EDIT: Since I raised this PR, it appears that the artifacts issue that was failing tests before was fixed by some other change. I still advocate for this code change for the tech debt aspect of things.

ISSUE TYPE

Bugfix Pull Request

COMPONENT NAME

API

ADDITIONAL INFORMATION

I don't know exactly what was happening, but some process was clearly doing a .save on the job which was regressing the artifacts field back to {}. By delaying until the final save, that actually leaves us in a safer position, because it's less likely for us to hit one of these unqualified saves after that point, and less likely for one of those saves to have a stale version of the job.

This might need some unit tests added.

I hope it also addresses the concerns that others brought up about the artifacts save in the callback class. It really shouldn't be touching the database.

jbradberry · 2022-03-01T14:46:18Z

awx/main/tasks/callback.py


    def update_model(self, pk, _attempt=0, **updates):
        return update_model(self.model, pk, _attempt=0, **updates)

+    def delay_update(self, **kwargs):


By caching artifact updates on the in-memory object like this, won't we be making more pain for ourselves in the future when we try to move to an async style of processing jobs?

If we want to wait until the end of the job, is it possible to do a final sweep over the job events for that job and accumulate the data that way? Or do we lose this data?

We can save things on the job record and job events in one of two places

the control process

the callback receiver

The problem with the callback receiver is that it can (notoriously) be delayed as the events processing is the long-tail action, where a large queue can build up because we don't have the throughput to save at the rate we can produce events. The job status can flip long before all of its events come in. This may have nothing to do with the output of that job. Events may come in at a delayed time before the last job before that job produced more events than could be immediately handled, so all new events have to wait in line.

We cannot have artifacts wait in line with other events. The status changes, and dependent jobs in workflows will start with or without the events saved, and these can use artifacts. Likewise, the event_ct is needed to figure out if all events have been saved in the first place.

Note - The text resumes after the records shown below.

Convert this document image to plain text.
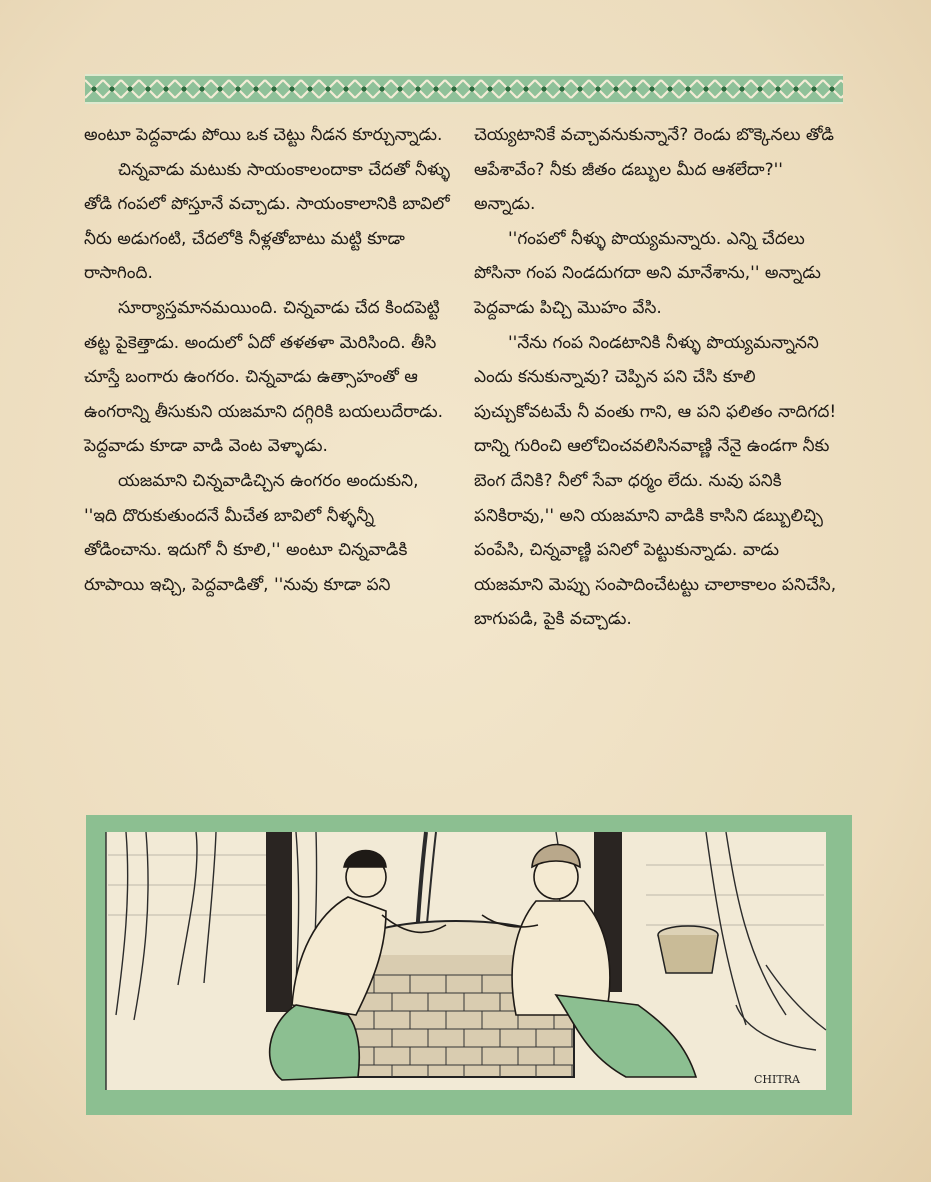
అంటూ పెద్దవాడు పోయి ఒక చెట్టు నీడన కూర్చున్నాడు.

చిన్నవాడు మటుకు సాయంకాలందాకా చేదతో నీళ్ళు తోడి గంపలో పోస్తూనే వచ్చాడు. సాయంకాలానికి బావిలో నీరు అడుగంటి, చేదలోకి నీళ్లతోబాటు మట్టి కూడా రాసాగింది.

సూర్యాస్తమానమయింది. చిన్నవాడు చేద కిందపెట్టి తట్ట పైకెత్తాడు. అందులో ఏదో తళతళా మెరిసింది. తీసి చూస్తే బంగారు ఉంగరం. చిన్నవాడు ఉత్సాహంతో ఆ ఉంగరాన్ని తీసుకుని యజమాని దగ్గిరికి బయలుదేరాడు. పెద్దవాడు కూడా వాడి వెంట వెళ్ళాడు.

యజమాని చిన్నవాడిచ్చిన ఉంగరం అందుకుని, ''ఇది దొరుకుతుందనే మీచేత బావిలో నీళ్ళన్నీ తోడించాను. ఇదుగో నీ కూలి,'' అంటూ చిన్నవాడికి రూపాయి ఇచ్చి, పెద్దవాడితో, ''నువు కూడా పని

చెయ్యటానికే వచ్చావనుకున్నానే? రెండు బొక్కెనలు తోడి ఆపేశావేం? నీకు జీతం డబ్బుల మీద ఆశలేదా?'' అన్నాడు.

''గంపలో నీళ్ళు పొయ్యమన్నారు. ఎన్ని చేదలు పోసినా గంప నిండదుగదా అని మానేశాను,'' అన్నాడు పెద్దవాడు పిచ్చి మొహం వేసి.

''నేను గంప నిండటానికి నీళ్ళు పొయ్యమన్నానని ఎందు కనుకున్నావు? చెప్పిన పని చేసి కూలి పుచ్చుకోవటమే నీ వంతు గాని, ఆ పని ఫలితం నాదిగద! దాన్ని గురించి ఆలోచించవలిసినవాణ్ణి నేనై ఉండగా నీకు బెంగ దేనికి? నీలో సేవా ధర్మం లేదు. నువు పనికి పనికిరావు,'' అని యజమాని వాడికి కాసిని డబ్బులిచ్చి పంపేసి, చిన్నవాణ్ణి పనిలో పెట్టుకున్నాడు. వాడు యజమాని మెప్పు సంపాదించేటట్టు చాలాకాలం పనిచేసి, బాగుపడి, పైకి వచ్చాడు.

CHITRA
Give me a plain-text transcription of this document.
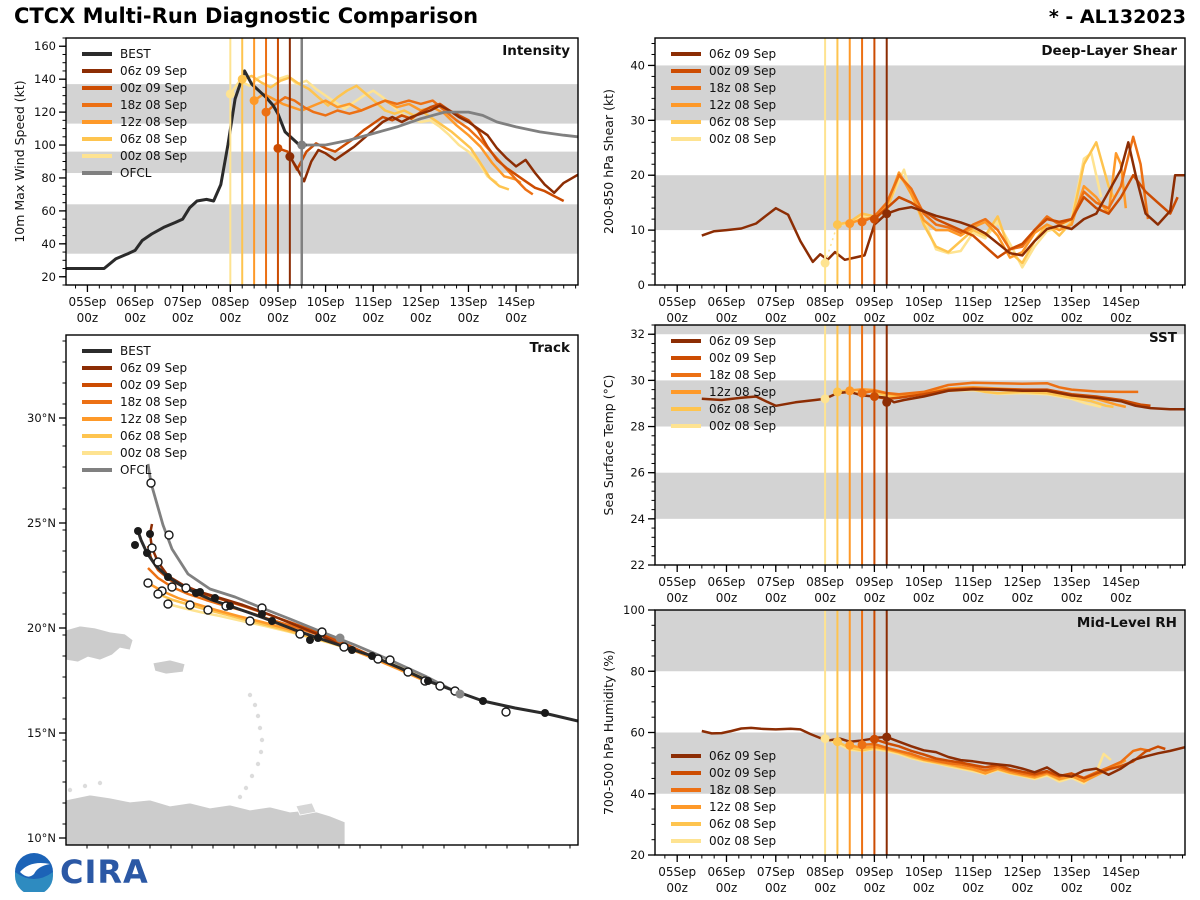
CTCX Multi-Run Diagnostic Comparison	* - AL132023
05Sep
00z
06Sep
00z
07Sep
00z
08Sep
00z
09Sep
00z
10Sep
00z
11Sep
00z
12Sep
00z
13Sep
00z
14Sep
00z
20
40
60
80
100
120
140
160
10m Max Wind Speed (kt)
BEST
06z 09 Sep
00z 09 Sep
18z 08 Sep
12z 08 Sep
06z 08 Sep
00z 08 Sep
OFCL
Intensity
05Sep
00z
06Sep
00z
07Sep
00z
08Sep
00z
09Sep
00z
10Sep
00z
11Sep
00z
12Sep
00z
13Sep
00z
14Sep
00z
0
10
20
30
40
200-850 hPa Shear (kt)
06z 09 Sep
00z 09 Sep
18z 08 Sep
12z 08 Sep
06z 08 Sep
00z 08 Sep
Deep-Layer Shear
05Sep
00z
06Sep
00z
07Sep
00z
08Sep
00z
09Sep
00z
10Sep
00z
11Sep
00z
12Sep
00z
13Sep
00z
14Sep
00z
22
24
26
28
30
32
Sea Surface Temp (°C)
06z 09 Sep
00z 09 Sep
18z 08 Sep
12z 08 Sep
06z 08 Sep
00z 08 Sep
SST
05Sep
00z
06Sep
00z
07Sep
00z
08Sep
00z
09Sep
00z
10Sep
00z
11Sep
00z
12Sep
00z
13Sep
00z
14Sep
00z
20
40
60
80
100
700-500 hPa Humidity (%)	06z 09 Sep
00z 09 Sep
18z 08 Sep
12z 08 Sep
06z 08 Sep
00z 08 Sep
Mid-Level RH
30°N
25°N
20°N
15°N
10°N
BEST
06z 09 Sep
00z 09 Sep
18z 08 Sep
12z 08 Sep
06z 08 Sep
00z 08 Sep
OFCL
Track
CIRA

AlanCoding · 2022-03-01T15:54:27Z

I realize that we have other saves in receptor.py, which should align with this mechanism. I haven't done that, and I probably should before this is a complete and coherent diff.

AlanCoding · 2022-03-04T16:17:25Z

awx/main/tasks/receptor.py

-                # If ansible-runner ran, but an error occured at runtime, the traceback information
-                # is saved via the status_handler passed in to the processor.
-                if state_name == 'Succeeded':
-                    return res


There's an in-congruence here. Yes, if the status_handler received this information the receptor output should be this... but it's an imperfect metric. These two things are associated, but other events could cause one to be true but not the other.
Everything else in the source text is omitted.